One of my earliest memories is of this view from a platform. I took the photograph today standing on the same spot where, as a child of pre-school age, I would hold my mother's hand and wait for the Pines Express train to arrive. I'm not aware that I ever rode on it, but I do recall the drivers waving to me while passengers embarked. The line it ran on was closed in March 1966, shortly before England won the World Cup. Over the subsequent decades there have been various attempts to restore the station, and these at last seem to have come to fruition.
To find a fragment of your life reconstructed as others' heritage experience is a strange and rather melancholy thing.
It's also a reminder of how subjective our sense of personal history is. Although its heyday was long gone before I was even born, the last pits in the Somerset coalfield were still yielding coal as recently as 1973, when I was 15 years old. The town I grew up in, its neighbour and their surrounding villages owe their existence to coal. Yet despite my growing up familiar with miners' cottages, pubs called The Miner's Arms and a slag heap known as "the batch" being visible - as it still is - on the horizon when I looked out of my parents' bedroom window,
I've never thought of myself as having any connection with the industry. Steam trains yes; coal, no.
I suppose it's obvious why. But it's still interesting to me to have felt rather like a tourist in my passing enounters with the gradual formalisation of the coalfield's place in the local history.
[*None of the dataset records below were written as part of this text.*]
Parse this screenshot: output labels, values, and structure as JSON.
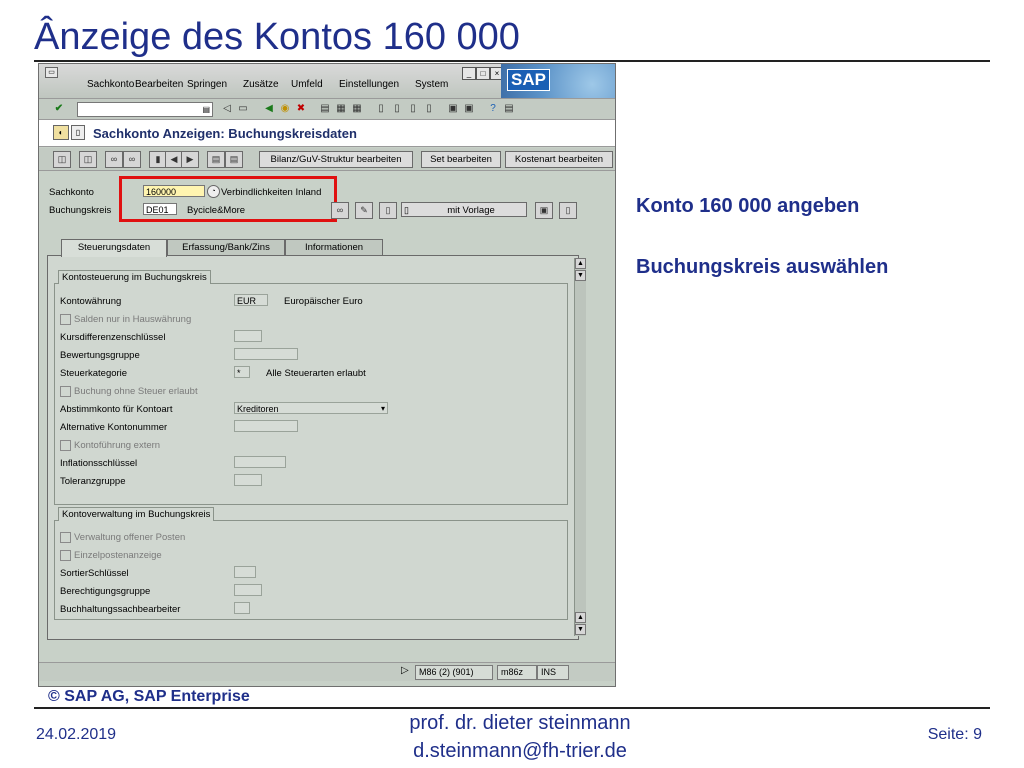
{
  "slide": {
    "title": "Ânzeige des Kontos 160 000",
    "copyright": "© SAP AG, SAP Enterprise",
    "annotations": [
      "Konto 160 000 angeben",
      "Buchungskreis auswählen"
    ]
  },
  "footer": {
    "date": "24.02.2019",
    "author_line1": "prof. dr. dieter steinmann",
    "author_line2": "d.steinmann@fh-trier.de",
    "page": "Seite: 9"
  },
  "sap": {
    "menu": [
      "Sachkonto",
      "Bearbeiten",
      "Springen",
      "Zusätze",
      "Umfeld",
      "Einstellungen",
      "System"
    ],
    "logo": "SAP",
    "screen_title": "Sachkonto Anzeigen: Buchungskreisdaten",
    "toolbar_buttons": [
      "Bilanz/GuV-Struktur bearbeiten",
      "Set bearbeiten",
      "Kostenart bearbeiten"
    ],
    "header": {
      "sachkonto_label": "Sachkonto",
      "sachkonto_value": "160000",
      "sachkonto_text": "Verbindlichkeiten Inland",
      "bukrs_label": "Buchungskreis",
      "bukrs_value": "DE01",
      "bukrs_text": "Bycicle&More",
      "vorlage_button": "mit Vorlage"
    },
    "tabs": [
      {
        "label": "Steuerungsdaten",
        "active": true
      },
      {
        "label": "Erfassung/Bank/Zins",
        "active": false
      },
      {
        "label": "Informationen",
        "active": false
      }
    ],
    "group1": {
      "title": "Kontosteuerung im Buchungskreis",
      "kontowaehrung_label": "Kontowährung",
      "kontowaehrung_value": "EUR",
      "kontowaehrung_text": "Europäischer Euro",
      "salden_label": "Salden nur in Hauswährung",
      "kursdiff_label": "Kursdifferenzenschlüssel",
      "bewertung_label": "Bewertungsgruppe",
      "steuerkat_label": "Steuerkategorie",
      "steuerkat_value": "*",
      "steuerkat_text": "Alle Steuerarten erlaubt",
      "buchung_ohne_steuer_label": "Buchung ohne Steuer erlaubt",
      "abstimm_label": "Abstimmkonto für Kontoart",
      "abstimm_value": "Kreditoren",
      "alt_konto_label": "Alternative Kontonummer",
      "kontofuehrung_label": "Kontoführung extern",
      "inflation_label": "Inflationsschlüssel",
      "toleranz_label": "Toleranzgruppe"
    },
    "group2": {
      "title": "Kontoverwaltung im Buchungskreis",
      "verwaltung_op_label": "Verwaltung offener Posten",
      "einzelposten_label": "Einzelpostenanzeige",
      "sortier_label": "SortierSchlüssel",
      "berecht_label": "Berechtigungsgruppe",
      "sachbearbeiter_label": "Buchhaltungssachbearbeiter"
    },
    "status": {
      "session": "M86 (2) (901)",
      "server": "m86z",
      "mode": "INS"
    }
  }
}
When the restored pit head winding wheel
announced itself as a symbol of civic identity, it took me by surprise. And when I spent an hour in the Coalfield Heritage museum this afternoon, I felt more like an inquisitive outsider than someone with roots in the area.
There were, though, two exhibits with which I felt a connection. One was the school desks.
At my schools I sat at several exactly like them - they must already have been historical relics. The other was the cautionary poster
advising respectable young girls or women about the dangers of seeking "a situation" in London and urging them to take refuge should it be required in a children's home run under the auspices of the Rev. T Bowman Stephenson, founder of the National Children's Homes. The location of this institution? Bonner Road E2 - a short distance from where I live now.